Once the appropriate model was developed, the steady-state and dynamic characteristics such as multiple steady states and stability etc. can be analyzed. Multiple steady states are analyzed from the point of view of Catastrophy. The dynamic characteristics around the steady state are analyzed based on the perturbation of the state and the stability analysis with phase plane analysis. The bifurcation analysis is briefly explained for the limit cycle bifurcating from the steady state as Hopf-bifurcation. The dynamics of continuous stirred tank fermenter (CSTF) for the different expression of the cell growth rate is explained. The dynamics of the Lotka-Volterra population model is explained. The chaotic behavior is also explained for the simple logistic model.

It is quite important to understand the overall regulation mechanism of a cell system for the proper modeling. Namely, it is desirable to incorporate how the cell detect environmental signals, integrate such information, and how the cell system is regulated. In particular, carbon catabolite regulation (CCR) is of primal importance for the analysis of overflow metabolism and for the selective assimilation of multiple carbon sources.

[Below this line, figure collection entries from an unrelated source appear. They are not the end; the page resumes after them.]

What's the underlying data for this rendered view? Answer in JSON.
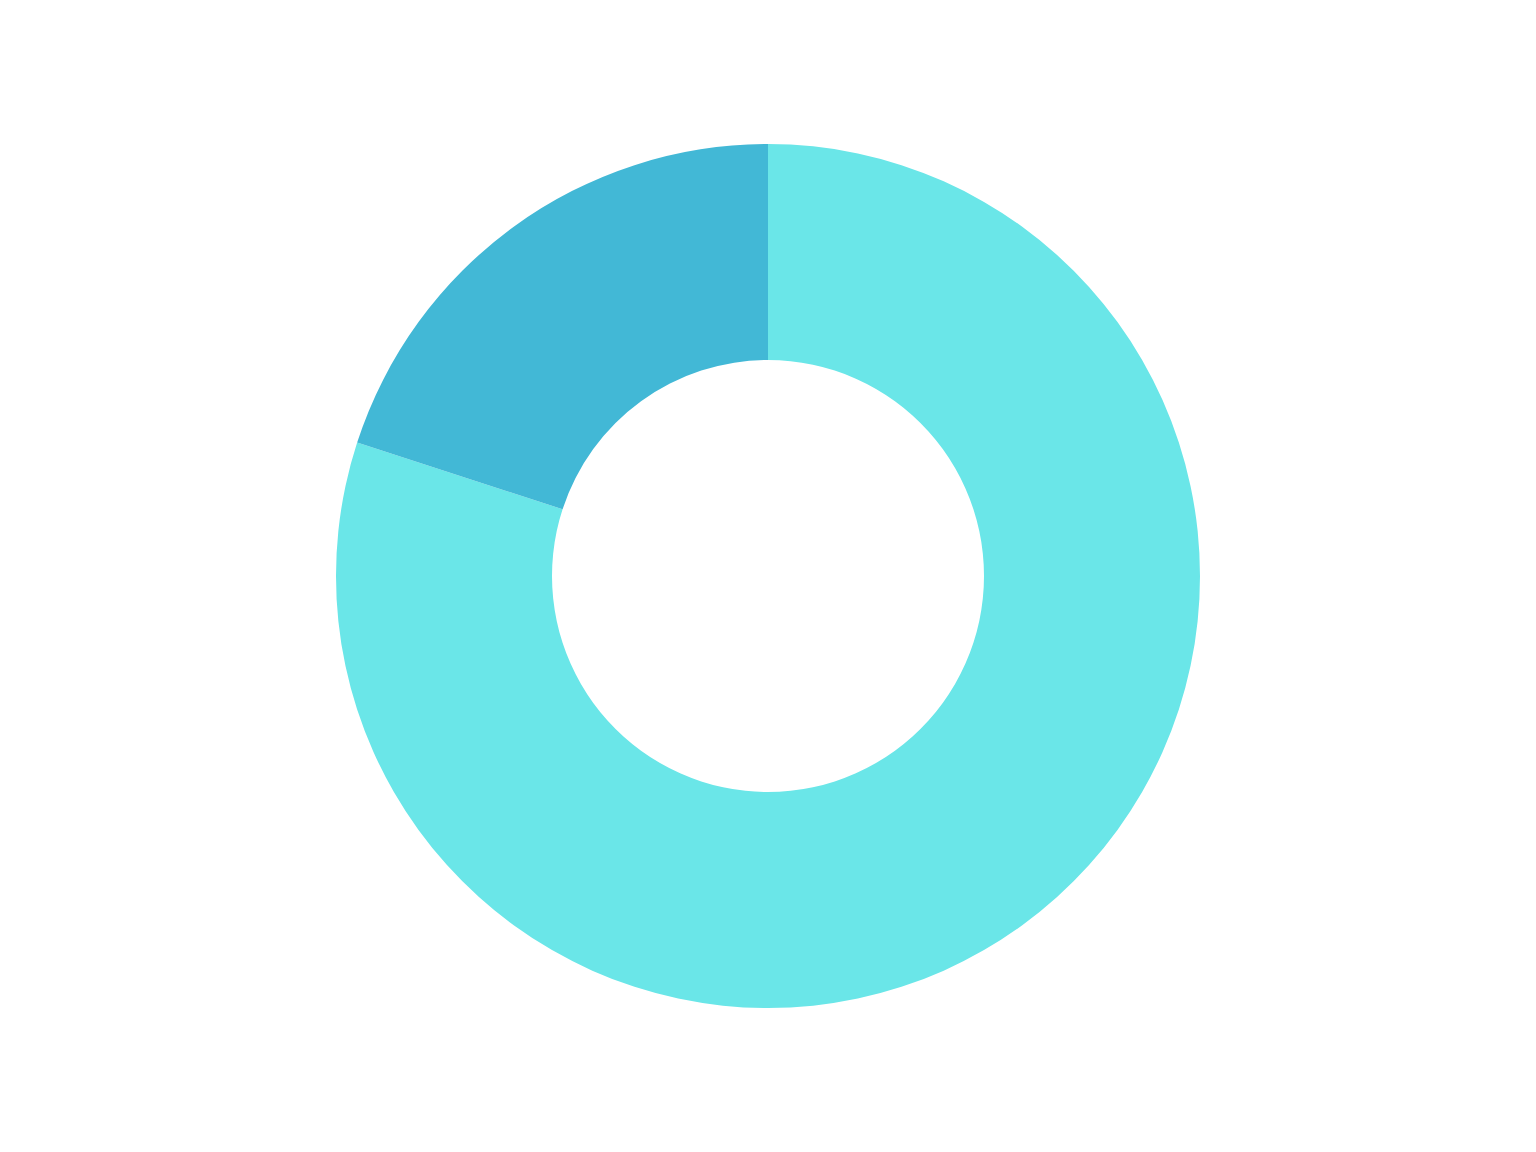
{
  "chart_data": {
    "type": "donut",
    "categories": [
      null,
      null
    ],
    "values": [
      80,
      20
    ],
    "colors": [
      "#6ae6e8",
      "#42b8d6"
    ]
  }
}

Metabolic regulation is made by enzyme level regulation and transcriptional regulation via the transcription factors. The effects of feed-forward and feed-back regulations on the metabolism is also explained based on the simple linear system. For CCR, proper understanding on the phosphotransferase system (PTS) and the transcriptional regulation by cAMP-Crp and Cra is important. The coordinated regulation between catabolic and anabolic (nitrogen source-assimilation) metabolism may be made by the keto acid such as αKG. The effect of oxygen level on the metabolism is explained in terms of global regulators such as ArcA/B and Fnr. Moreover, the nitrogen regulation in response to nitrogen limitation is explained. The modeling may be made by taking into account the metabolic regulation mechanisms of the central metabolism.

Modeling of the main metabolic pathways such as glycolysis, TCA cycle, pentose phosphate (PP) pathway, and anaplerotic pathways is considered, where the fluxes obtained by computer simulation can be used to compute the specific ATP production rate, the specific CO2 production rate, and the specific NAD(P)H production rate. The specific ATP production rate thus computed can be used for the estimation of the specific growth rate. The model can be further extended for catabolite regulation by incorporating the effects of transcription factors such as Cra and cAMP-Crp, where acetate overflow metabolism and co-consumption of multiple sugars can be clarified by this modeling approach. Modeling for anaerobic fermentation is also considered, where aerobic/ anaerobic switch can be made by incorporation of the roles of ArcA/B and Fnr. Modeling for NH3 assimilation pathways is then considered, where this may be combined with the main metabolism to simulate nitrogen regulation at various C/N ratios. Finally, amino acid synthetic pathways are considered for lysine production.